Another area where Bewilderment splits accuracy from truth is its political setting: an America where a Trumpier-than-Trump president doesn’t just threaten to postpone the election, but does so, and wins. More familiar is the presentation in the book of the administration’s resistance to science.
“You know, it’s interesting,” Powers says. “Right before you called, I was reading the day’s news. And a poll has just been released that shows that if Trump ran again in 2024, at the moment he would beat Biden by a long shot. And that’s when I thought, well, maybe this book is a near future [novel], much less a counterfactual!” But, he adds, “one thing I like about the book is its positioning of MAGA America, Trumpist America, in a broader context. Its position with regard to restating old hierarchies of power are very clear: it’s males above females, whites above other races. What I tried to do in Bewilderment is say, yes, but there’s a missing piece, and it’s ‘humans above all other living things’.”
“A culture,” he goes on, “that says, yes we can live like that, yes we should have absolute say, no we don’t need to apologise or defer or accommodate anything else, is of course the culture that has led to the widespread degradation of the living systems of the planet. So that’s why it’s a necessary part of the novel to say, whatever is going wrong, whatever we’re doing with regard to species extinction and climate change, also has to do with this other political insistence [on] dominance and control and non-accountability, and to see them all together.”
It's a sad time to be alive
Bewilderment, then, takes the environmental awareness of The Overstory and pushes it to another level, as Robin channels his anger (“It’s a sad time to be alive”) into action and activism, and the book in its alternative world features a Greta Thunberg-like teenage activist (“an oval-faced girl in tight pigtails”) called Inga Alder. Do children like this, I wonder, give him hope for the future?
There is a long pause. “I would start by asking: hope for what?” Powers begins slowly. “I don’t think we can hope for a continuation of the life that we’re leading right now. We’re not going to get over the finish line with all our stuff. When people ask this question of hope, they really secretly or unconsciously harbour this idea that technological solutions or activism will allow us to continue more or less the same kind of life that we’ve been leading, and without changing the idea of where values and meaning come from.”

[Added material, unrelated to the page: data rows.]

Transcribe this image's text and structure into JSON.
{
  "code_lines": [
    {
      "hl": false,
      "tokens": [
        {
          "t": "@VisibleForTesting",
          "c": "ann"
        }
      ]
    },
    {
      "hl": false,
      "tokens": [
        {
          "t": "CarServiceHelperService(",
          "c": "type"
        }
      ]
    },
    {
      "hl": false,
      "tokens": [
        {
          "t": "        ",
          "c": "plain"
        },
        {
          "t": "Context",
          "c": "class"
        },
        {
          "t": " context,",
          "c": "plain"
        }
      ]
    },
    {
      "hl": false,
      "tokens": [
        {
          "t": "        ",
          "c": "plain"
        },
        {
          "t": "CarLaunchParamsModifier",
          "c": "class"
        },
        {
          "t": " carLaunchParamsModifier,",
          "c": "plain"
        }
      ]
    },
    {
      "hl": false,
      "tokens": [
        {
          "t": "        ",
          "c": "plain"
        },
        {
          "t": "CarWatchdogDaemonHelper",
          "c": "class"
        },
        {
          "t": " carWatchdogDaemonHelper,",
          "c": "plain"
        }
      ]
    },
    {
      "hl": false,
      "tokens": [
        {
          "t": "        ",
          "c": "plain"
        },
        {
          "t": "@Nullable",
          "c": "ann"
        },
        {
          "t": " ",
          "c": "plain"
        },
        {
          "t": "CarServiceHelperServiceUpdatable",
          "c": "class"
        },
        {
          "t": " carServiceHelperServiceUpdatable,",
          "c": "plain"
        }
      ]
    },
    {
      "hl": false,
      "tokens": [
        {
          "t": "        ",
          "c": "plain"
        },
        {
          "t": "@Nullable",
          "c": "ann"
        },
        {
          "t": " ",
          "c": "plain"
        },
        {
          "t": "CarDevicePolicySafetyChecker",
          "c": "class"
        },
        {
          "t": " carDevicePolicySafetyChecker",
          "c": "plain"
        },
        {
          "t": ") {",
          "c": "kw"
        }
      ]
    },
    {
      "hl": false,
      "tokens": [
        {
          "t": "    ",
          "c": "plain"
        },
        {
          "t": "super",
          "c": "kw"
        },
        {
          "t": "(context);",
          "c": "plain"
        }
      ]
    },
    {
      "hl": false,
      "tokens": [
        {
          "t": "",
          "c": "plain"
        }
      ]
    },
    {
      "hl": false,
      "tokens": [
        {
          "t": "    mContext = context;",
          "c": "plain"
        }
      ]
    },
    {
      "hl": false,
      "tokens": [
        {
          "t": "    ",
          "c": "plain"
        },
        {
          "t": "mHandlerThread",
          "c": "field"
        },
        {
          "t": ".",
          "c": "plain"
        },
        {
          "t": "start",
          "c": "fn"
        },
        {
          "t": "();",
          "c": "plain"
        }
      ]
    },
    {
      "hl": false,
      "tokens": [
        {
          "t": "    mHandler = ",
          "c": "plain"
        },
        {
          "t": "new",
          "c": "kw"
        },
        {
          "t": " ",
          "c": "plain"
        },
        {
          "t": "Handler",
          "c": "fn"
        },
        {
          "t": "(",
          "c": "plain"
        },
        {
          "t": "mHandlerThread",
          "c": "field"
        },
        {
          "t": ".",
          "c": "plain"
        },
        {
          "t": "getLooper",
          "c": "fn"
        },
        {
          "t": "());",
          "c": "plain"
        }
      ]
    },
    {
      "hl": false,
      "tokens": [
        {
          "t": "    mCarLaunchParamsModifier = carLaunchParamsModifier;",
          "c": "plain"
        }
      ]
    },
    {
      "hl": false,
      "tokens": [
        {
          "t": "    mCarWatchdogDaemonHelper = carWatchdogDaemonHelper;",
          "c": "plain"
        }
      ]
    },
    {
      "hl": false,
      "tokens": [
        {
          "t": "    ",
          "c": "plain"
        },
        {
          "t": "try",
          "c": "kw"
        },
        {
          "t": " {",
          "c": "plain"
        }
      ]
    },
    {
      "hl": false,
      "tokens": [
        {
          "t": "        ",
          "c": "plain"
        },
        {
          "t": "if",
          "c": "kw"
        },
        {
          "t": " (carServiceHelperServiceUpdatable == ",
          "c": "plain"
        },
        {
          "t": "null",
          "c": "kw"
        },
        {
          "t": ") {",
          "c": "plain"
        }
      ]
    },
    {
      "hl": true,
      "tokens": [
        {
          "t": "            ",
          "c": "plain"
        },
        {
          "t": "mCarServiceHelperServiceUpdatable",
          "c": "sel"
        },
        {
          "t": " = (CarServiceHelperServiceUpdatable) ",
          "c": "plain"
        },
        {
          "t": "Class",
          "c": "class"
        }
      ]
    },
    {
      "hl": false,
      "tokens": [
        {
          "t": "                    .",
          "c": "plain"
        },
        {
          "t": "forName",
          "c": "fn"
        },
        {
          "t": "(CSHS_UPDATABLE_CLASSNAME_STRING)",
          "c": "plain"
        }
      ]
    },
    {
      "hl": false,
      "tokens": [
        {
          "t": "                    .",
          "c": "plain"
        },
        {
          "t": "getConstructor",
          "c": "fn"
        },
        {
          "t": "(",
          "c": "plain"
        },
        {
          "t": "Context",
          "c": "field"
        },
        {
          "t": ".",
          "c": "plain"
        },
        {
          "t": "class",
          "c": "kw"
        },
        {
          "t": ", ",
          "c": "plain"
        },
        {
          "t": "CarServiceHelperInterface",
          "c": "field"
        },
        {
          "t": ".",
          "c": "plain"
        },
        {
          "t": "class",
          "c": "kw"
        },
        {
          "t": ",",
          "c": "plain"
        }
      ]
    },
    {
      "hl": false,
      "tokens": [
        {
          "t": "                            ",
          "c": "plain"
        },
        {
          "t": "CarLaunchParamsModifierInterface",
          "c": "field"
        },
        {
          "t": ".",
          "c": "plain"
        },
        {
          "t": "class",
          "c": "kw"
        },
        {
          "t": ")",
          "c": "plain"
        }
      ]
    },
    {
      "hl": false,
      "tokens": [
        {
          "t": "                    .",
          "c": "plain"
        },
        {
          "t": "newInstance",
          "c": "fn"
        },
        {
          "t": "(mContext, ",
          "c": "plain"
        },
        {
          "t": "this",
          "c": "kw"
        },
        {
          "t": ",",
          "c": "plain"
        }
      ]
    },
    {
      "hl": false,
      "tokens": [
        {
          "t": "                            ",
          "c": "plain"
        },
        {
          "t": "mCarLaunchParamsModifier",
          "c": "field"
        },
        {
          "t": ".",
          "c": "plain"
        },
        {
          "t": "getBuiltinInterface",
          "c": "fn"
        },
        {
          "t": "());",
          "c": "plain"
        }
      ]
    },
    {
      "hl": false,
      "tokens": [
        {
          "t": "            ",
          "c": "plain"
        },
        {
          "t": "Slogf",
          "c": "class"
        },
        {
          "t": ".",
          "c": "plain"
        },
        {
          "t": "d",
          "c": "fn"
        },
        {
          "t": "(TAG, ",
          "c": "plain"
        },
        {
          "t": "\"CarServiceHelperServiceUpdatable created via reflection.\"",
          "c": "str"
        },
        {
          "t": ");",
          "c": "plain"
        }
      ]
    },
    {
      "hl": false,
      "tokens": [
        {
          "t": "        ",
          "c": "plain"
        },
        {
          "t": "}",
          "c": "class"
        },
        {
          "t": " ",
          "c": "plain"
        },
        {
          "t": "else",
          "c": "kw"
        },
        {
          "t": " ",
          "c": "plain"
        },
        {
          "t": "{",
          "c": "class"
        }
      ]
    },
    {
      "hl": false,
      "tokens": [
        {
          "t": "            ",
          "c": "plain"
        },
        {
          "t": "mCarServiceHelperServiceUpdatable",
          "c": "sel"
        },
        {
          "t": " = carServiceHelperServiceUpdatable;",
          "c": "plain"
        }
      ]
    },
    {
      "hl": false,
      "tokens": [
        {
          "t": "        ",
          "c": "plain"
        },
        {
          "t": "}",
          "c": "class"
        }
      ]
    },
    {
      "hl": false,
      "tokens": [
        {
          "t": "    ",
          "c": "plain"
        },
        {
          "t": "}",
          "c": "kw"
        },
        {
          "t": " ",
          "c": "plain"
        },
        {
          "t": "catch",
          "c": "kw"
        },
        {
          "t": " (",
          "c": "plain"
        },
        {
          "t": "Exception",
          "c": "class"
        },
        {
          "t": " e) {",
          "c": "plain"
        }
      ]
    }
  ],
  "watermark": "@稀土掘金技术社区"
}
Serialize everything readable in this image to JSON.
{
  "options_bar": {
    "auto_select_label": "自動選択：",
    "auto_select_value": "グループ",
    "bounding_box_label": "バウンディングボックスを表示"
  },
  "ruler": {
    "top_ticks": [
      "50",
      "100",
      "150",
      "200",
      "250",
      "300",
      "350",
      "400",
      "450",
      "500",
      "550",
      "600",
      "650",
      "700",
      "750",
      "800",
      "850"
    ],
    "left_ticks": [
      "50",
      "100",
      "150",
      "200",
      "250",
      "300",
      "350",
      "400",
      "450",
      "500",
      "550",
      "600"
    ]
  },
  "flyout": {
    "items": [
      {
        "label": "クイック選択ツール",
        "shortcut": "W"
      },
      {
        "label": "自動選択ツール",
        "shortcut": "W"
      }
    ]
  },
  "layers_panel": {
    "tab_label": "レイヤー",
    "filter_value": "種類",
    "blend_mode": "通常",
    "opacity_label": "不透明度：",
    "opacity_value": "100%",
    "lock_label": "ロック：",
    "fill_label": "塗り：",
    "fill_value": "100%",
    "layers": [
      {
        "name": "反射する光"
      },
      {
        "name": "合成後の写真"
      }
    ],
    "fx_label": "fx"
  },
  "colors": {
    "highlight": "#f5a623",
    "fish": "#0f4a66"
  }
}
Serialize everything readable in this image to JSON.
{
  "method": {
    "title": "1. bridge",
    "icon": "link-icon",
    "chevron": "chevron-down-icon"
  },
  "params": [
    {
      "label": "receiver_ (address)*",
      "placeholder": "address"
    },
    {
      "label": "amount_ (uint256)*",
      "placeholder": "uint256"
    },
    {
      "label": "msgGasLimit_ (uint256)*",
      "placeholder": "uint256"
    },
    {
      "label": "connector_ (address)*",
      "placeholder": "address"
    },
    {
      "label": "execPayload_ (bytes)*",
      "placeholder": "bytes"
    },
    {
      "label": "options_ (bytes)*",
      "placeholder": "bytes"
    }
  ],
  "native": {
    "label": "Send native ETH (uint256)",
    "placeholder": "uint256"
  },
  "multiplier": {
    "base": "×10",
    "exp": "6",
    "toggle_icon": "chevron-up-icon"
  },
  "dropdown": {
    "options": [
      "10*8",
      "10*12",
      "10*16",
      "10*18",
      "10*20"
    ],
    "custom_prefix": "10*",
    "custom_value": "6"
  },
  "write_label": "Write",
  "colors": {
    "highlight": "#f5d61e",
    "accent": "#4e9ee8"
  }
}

It’s a downbeat conclusion to our conversation. But, on the other hand, children like Robin, and the Greta Thunberg character, can “hold adults’ feet to the fire, and ask the questions that we’re so good at ignoring and hiding from. She also knows we need to relocate meaning, no matter how we solve the technological problems. […] If instead, we say another kind of culture would bring continuance and purpose and joy, that would be something.” That, for him, is where optimism lies. “I can find hope for that. I can.”